The Social Network Study Guide

Directed by David Fincher, The Social Network is a 2010 drama film loosely based on controversies surrounding the creation of Facebook.

In the fall of 2003, Mark Zuckerberg (Jesse Eisenberg) is an intelligent but arrogant Harvard sophomore. When his girlfriend dumps him, he creates a website that ranks the attractiveness of photographs of women on campus. The popularity of the website causes a stir on campus and three fellow students hire Mark to build their Harvard-exclusive dating website. The film then begins intercutting scenes from deposition hearings in the future, when Mark is facing multiple lawsuits for stealing the idea for Facebook and for misleading his friend and business partner Eduardo Saverin (played by Andrew Garfield) into signing away his stake in the company. As Facebook quickly grows in popularity, Mark's relationship with Eduardo becomes increasingly strained, leading Eduardo to freeze the company bank account. Mark retaliates by creating a newly incorporated company and tricking Eduardo into signing an agreement that dilutes his shares to a fraction of the third he started with. The film ends with Mark settling the lawsuits and sending a Facebook friend request to the girlfriend who dumped him in the film's first scene.

Exploring themes of aspiration, alienation, misogyny, genius, and betrayal, the film chronicles Zuckerberg's unlikely rise from socially isolated college student to billionaire CEO of one of the world's largest tech companies.
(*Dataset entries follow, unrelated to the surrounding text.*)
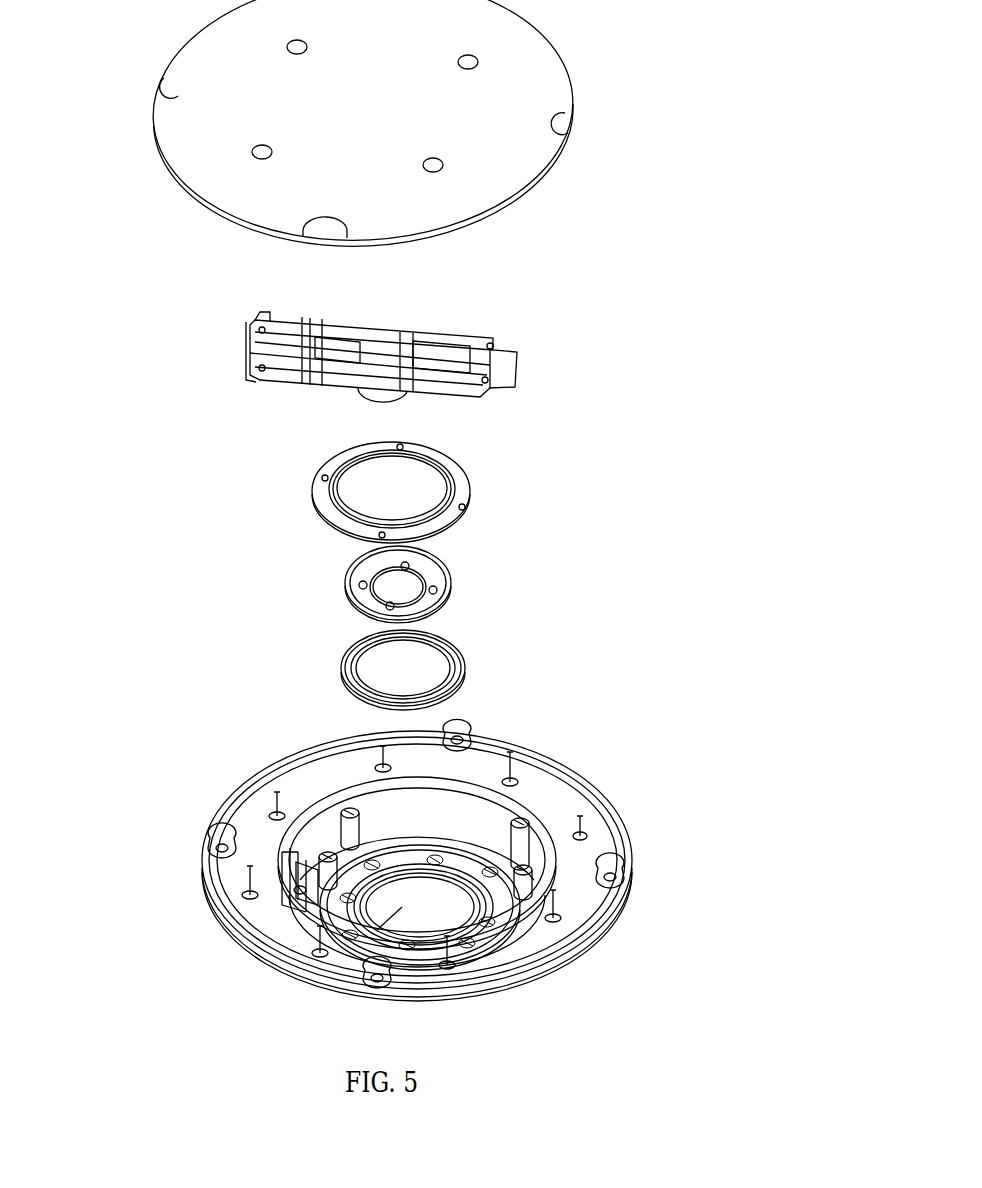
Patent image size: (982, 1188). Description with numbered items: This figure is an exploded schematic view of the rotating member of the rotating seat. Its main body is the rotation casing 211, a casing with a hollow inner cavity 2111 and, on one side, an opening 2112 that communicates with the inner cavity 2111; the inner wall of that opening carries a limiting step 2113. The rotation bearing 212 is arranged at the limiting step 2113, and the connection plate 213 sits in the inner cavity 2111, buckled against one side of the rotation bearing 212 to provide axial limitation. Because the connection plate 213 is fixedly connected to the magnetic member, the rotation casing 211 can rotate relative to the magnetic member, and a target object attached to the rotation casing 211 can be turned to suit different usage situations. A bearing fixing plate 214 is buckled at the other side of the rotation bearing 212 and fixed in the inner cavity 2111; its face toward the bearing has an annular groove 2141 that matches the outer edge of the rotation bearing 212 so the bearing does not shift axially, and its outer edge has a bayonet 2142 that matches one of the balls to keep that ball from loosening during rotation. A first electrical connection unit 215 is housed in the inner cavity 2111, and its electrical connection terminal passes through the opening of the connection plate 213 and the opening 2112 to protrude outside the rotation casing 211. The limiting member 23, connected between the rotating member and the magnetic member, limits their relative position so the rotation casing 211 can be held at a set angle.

The rotation casing 211 is at (398, 838).
The inner cavity 2111 is at (398, 837).
The opening 2112 is at (303, 960).
The limiting step 2113 is at (290, 867).
The rotation bearing 212 is at (343, 672).
The connection plate 213 is at (452, 577).
The bearing fixing plate 214 is at (381, 504).
The annular groove 2141 is at (458, 482).
The bayonet 2142 is at (338, 515).
The first electrical connection unit 215 is at (495, 340).
The limiting member 23 is at (525, 855).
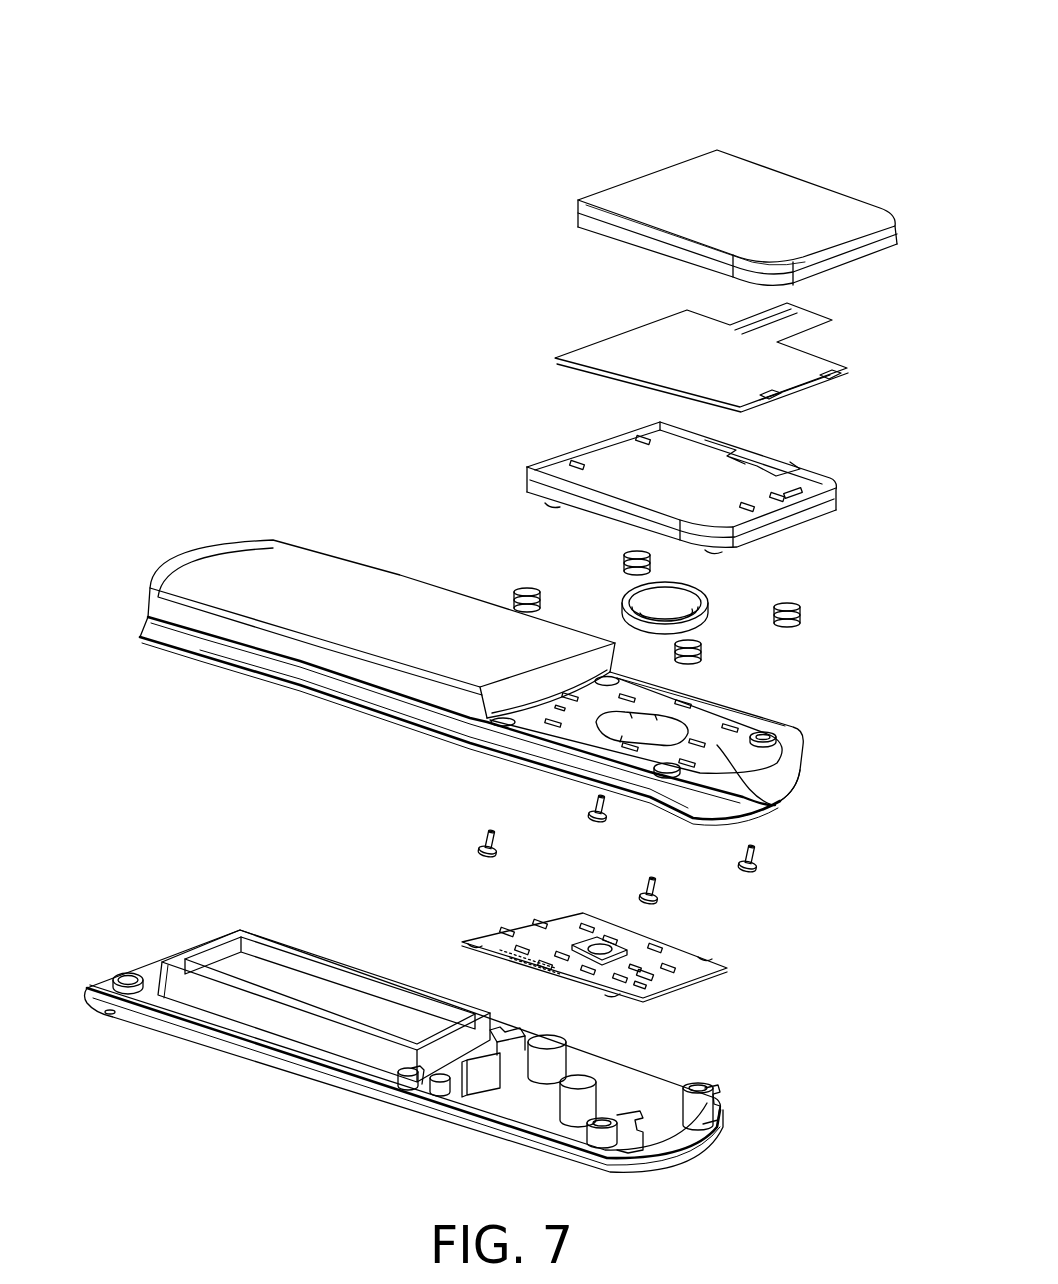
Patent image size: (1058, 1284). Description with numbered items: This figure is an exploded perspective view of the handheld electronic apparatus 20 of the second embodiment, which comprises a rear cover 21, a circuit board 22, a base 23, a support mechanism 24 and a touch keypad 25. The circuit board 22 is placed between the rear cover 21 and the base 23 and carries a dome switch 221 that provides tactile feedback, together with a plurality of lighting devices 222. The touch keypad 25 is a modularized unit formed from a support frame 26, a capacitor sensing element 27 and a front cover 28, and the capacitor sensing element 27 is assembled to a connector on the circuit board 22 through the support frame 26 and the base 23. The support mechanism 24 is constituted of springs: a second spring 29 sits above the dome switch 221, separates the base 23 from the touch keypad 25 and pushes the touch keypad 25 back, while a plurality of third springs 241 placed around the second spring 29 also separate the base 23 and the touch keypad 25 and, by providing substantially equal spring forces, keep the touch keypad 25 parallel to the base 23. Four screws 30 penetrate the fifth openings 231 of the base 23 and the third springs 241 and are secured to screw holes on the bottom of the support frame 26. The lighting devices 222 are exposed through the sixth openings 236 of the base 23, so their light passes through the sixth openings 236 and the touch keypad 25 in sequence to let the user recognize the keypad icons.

The handheld electronic apparatus 20 is at (843, 101).
The rear cover 21 is at (726, 1112).
The circuit board 22 is at (726, 967).
The dome switch 221 is at (616, 949).
The lighting devices 222 is at (665, 990).
The base 23 is at (790, 759).
The fifth openings 231 is at (775, 731).
The sixth openings 236 is at (752, 800).
The support mechanism 24 is at (822, 619).
The third springs 241 is at (705, 651).
The touch keypad 25 is at (453, 198).
The support frame 26 is at (526, 482).
The capacitor sensing element 27 is at (556, 356).
The front cover 28 is at (577, 212).
The second spring 29 is at (706, 601).
The screws 30 is at (756, 858).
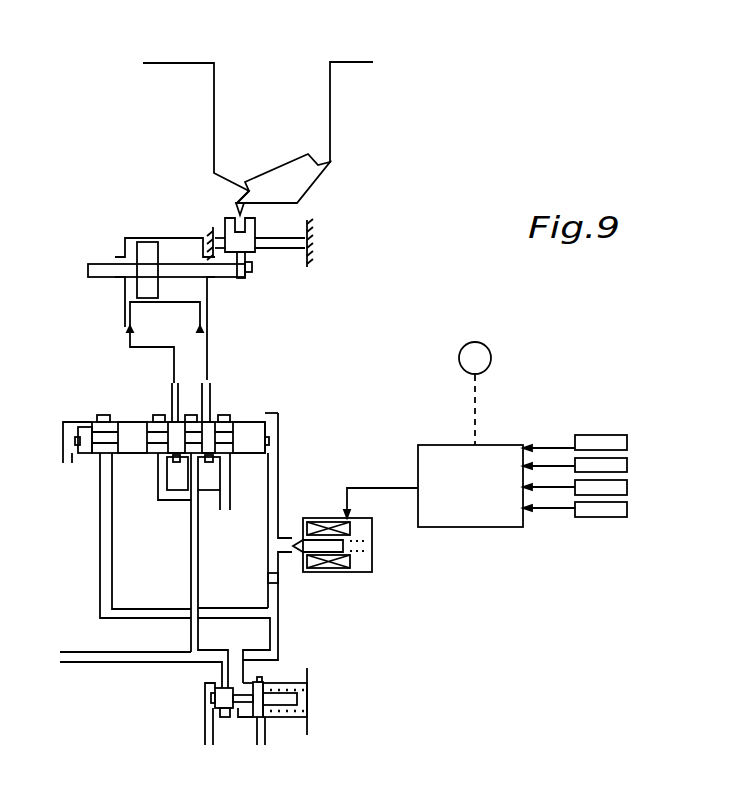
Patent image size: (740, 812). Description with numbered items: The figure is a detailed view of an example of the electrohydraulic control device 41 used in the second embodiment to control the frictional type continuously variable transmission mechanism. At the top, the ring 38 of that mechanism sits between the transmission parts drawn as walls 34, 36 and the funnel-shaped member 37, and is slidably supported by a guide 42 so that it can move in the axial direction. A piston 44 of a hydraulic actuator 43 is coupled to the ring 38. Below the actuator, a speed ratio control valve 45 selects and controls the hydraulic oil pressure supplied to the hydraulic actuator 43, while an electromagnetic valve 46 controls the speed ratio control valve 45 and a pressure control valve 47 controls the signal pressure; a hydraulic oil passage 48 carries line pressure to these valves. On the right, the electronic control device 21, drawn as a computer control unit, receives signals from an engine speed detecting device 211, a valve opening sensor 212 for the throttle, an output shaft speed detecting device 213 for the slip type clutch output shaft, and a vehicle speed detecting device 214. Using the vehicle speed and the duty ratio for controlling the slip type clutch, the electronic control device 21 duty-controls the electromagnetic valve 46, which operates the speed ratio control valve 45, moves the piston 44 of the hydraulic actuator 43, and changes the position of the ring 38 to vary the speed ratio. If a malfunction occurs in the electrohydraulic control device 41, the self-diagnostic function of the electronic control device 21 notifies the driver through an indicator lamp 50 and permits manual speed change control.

The electronic control device 21 is at (436, 530).
The right wall 34 is at (330, 102).
The left wall / chute 36 is at (214, 112).
The funnel 37 is at (318, 173).
The ring 38 is at (235, 208).
The electrohydraulic control device 41 is at (352, 338).
The guide 42 is at (290, 250).
The hydraulic actuator 43 is at (160, 238).
The piston 44 is at (123, 257).
The speed ratio control valve 45 is at (240, 413).
The electromagnetic valve 46 is at (327, 514).
The pressure control valve 47 is at (314, 701).
The hydraulic oil passage for line pressure 48 is at (205, 577).
The indicator lamp 50 is at (460, 350).
The engine speed detecting device 211 is at (628, 438).
The valve opening sensor 212 is at (627, 465).
The output shaft speed detecting device 213 is at (627, 487).
The vehicle speed detecting device 214 is at (622, 513).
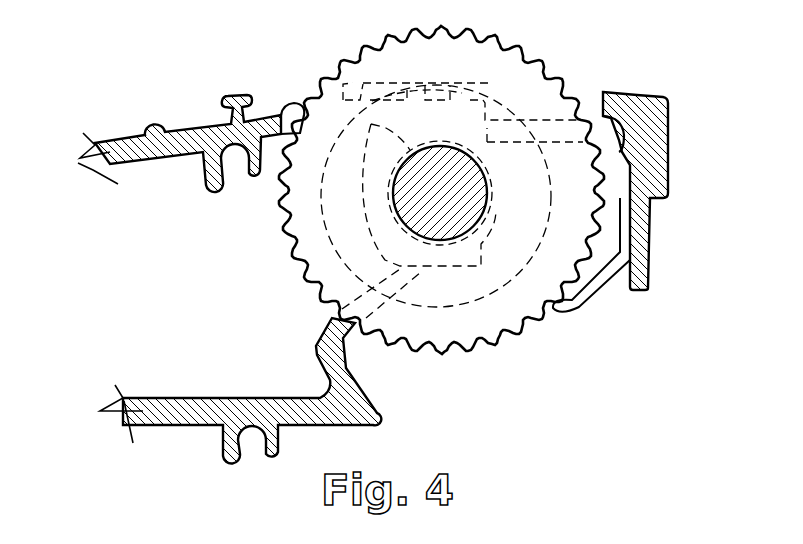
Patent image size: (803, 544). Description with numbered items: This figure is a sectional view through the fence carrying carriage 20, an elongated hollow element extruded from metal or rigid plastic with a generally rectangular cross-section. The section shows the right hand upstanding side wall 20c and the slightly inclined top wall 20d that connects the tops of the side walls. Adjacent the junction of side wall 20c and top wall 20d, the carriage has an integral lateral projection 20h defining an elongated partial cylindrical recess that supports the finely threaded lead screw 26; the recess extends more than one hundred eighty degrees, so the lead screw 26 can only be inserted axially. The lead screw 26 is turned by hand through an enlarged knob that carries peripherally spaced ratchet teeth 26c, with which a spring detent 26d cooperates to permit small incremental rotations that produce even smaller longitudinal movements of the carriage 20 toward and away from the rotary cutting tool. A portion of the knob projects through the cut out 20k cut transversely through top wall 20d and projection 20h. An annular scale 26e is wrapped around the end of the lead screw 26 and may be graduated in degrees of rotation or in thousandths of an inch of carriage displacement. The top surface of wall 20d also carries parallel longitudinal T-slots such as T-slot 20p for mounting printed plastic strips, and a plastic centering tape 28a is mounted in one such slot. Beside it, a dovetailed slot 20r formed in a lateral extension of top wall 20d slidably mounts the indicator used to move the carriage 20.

The fence carrying carriage 20 is at (369, 254).
The T-slot 20p is at (212, 120).
The top wall 20d is at (123, 136).
The cut out 20k is at (293, 102).
The side wall 20c is at (311, 343).
The lateral projection 20h is at (608, 90).
The dovetailed slot 20r is at (651, 231).
The lead screw 26 is at (422, 213).
The annular scale 26e is at (317, 248).
The ratchet teeth 26c is at (425, 350).
The spring detent 26d is at (584, 306).
The plastic centering tape 28a is at (393, 80).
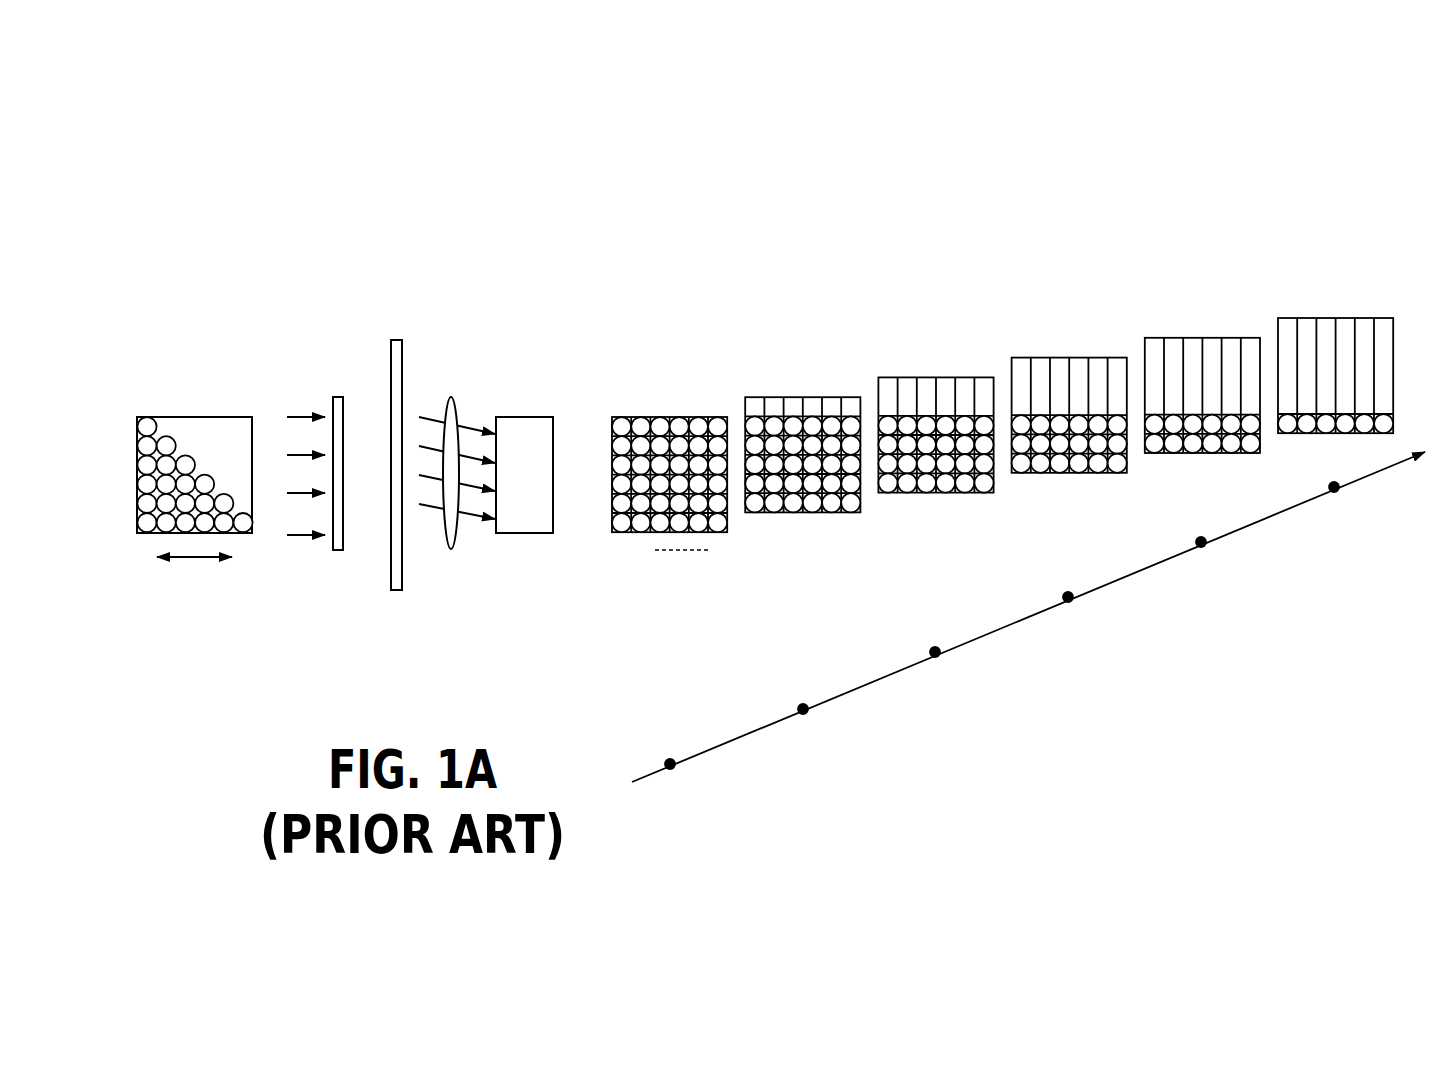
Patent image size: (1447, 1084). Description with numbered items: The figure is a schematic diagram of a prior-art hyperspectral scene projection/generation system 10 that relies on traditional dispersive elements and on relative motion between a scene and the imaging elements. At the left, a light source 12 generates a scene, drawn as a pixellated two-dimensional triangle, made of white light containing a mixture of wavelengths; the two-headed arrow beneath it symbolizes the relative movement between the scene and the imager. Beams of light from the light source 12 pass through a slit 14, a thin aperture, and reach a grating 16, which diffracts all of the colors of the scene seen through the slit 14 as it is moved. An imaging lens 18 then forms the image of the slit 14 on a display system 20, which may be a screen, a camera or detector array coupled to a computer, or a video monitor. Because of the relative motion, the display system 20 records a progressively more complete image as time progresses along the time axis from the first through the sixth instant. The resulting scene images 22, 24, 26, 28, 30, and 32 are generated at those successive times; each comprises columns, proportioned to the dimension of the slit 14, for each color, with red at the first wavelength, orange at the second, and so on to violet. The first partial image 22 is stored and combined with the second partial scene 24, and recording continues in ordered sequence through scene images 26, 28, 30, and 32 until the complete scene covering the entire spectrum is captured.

The hyperspectral scene projection/generation system 10 is at (562, 198).
The light source 12 is at (193, 417).
The slit 14 is at (338, 397).
The grating 16 is at (393, 340).
The imaging lens 18 is at (451, 397).
The display system 20 is at (517, 417).
The scene image 22 is at (612, 427).
The scene image 24 is at (747, 405).
The scene image 26 is at (878, 385).
The scene image 28 is at (1012, 367).
The scene image 30 is at (1145, 343).
The scene image 32 is at (1278, 323).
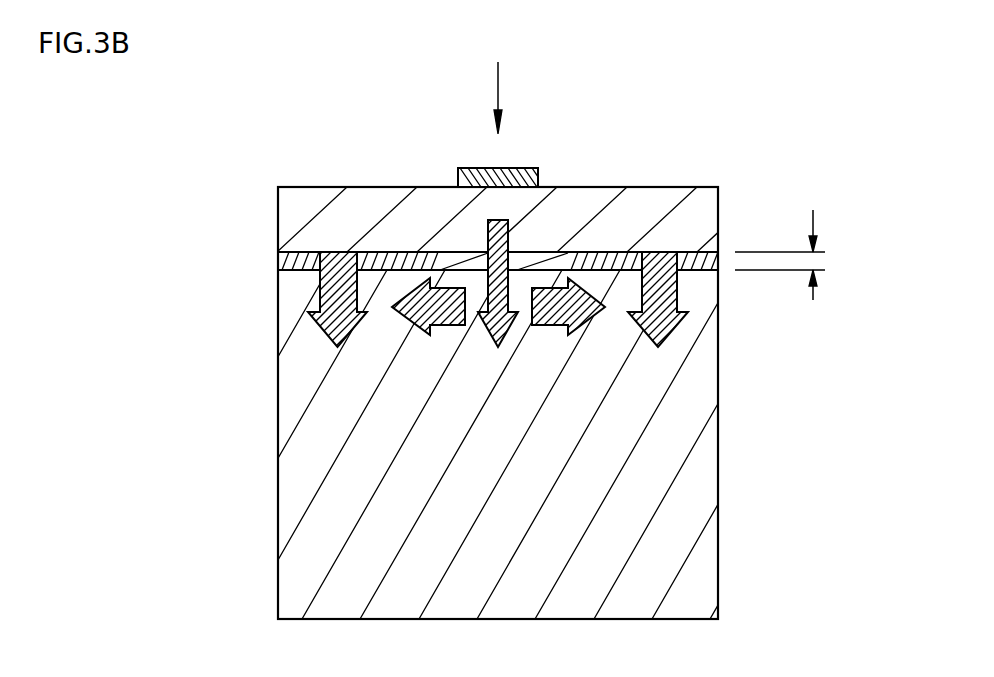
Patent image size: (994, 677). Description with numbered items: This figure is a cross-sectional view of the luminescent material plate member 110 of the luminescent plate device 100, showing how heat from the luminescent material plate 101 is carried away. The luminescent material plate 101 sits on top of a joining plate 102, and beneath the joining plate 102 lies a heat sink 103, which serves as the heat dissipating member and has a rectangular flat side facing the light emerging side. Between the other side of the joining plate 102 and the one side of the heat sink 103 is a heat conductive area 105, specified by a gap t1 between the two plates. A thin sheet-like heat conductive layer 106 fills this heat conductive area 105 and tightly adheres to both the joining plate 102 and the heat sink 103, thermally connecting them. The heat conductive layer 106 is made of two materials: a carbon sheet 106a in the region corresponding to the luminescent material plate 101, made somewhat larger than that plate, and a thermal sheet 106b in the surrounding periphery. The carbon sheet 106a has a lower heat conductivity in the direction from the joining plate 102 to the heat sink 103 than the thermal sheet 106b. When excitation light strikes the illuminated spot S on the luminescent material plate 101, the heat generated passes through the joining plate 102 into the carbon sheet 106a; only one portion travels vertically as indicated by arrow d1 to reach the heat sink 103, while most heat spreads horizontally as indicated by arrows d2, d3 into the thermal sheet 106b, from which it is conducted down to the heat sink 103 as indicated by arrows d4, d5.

The luminescent plate device 100 is at (578, 355).
The luminescent material plate member 110 is at (750, 167).
The luminescent material plate 101 is at (528, 168).
The joining plate 102 is at (325, 222).
The heat sink 103 is at (705, 455).
The heat conductive area 105 is at (260, 265).
The heat conductive layer 106 is at (584, 166).
The carbon sheet 106a is at (477, 262).
The thermal sheet 106b is at (700, 255).
The arrow d1 is at (495, 326).
The arrow d2 is at (408, 296).
The arrow d3 is at (568, 253).
The arrow d4 is at (335, 327).
The arrow d5 is at (668, 328).
The illuminated spot S is at (497, 84).
The gap t1 is at (796, 255).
Although the film is based on real-life controversies, Aaron Sorkin's script was adapted from The Accidental Billionaires, an unverified dramatization of Eduardo Saverin and Mark Zuckerberg's relationship. Both Saverin and Zuckerberg have disputed their portrayals in The Social Network, with Saverin calling the movie "Hollywood fantasy" and insisting that there are no hard feelings between him and Zuckerberg.

At release, The Social Network received nearly universal positive reviews. Critic Sandra Hall of the Sydney Morning Herald loved the film, calling it "a shamelessly biased account, as well as a seductively plausible one, although you have to keep your wits about you to get the full effect." At the Academy Awards, it was nominated for Best Picture, Best Leading Actor for Eisenberg, Best Director, Best Cinematography, and Best Sound Mixing. It won the Academy Awards for Best Adapted Screenplay, Best Film Editing, and Best Original Score. The film was also financially successful: against a budget of $40 million, it made $224.9 million at the box office. In interviews, several of the major creative forces behind the film, including Eisenberg and Sorkin, have said they would take part in a sequel.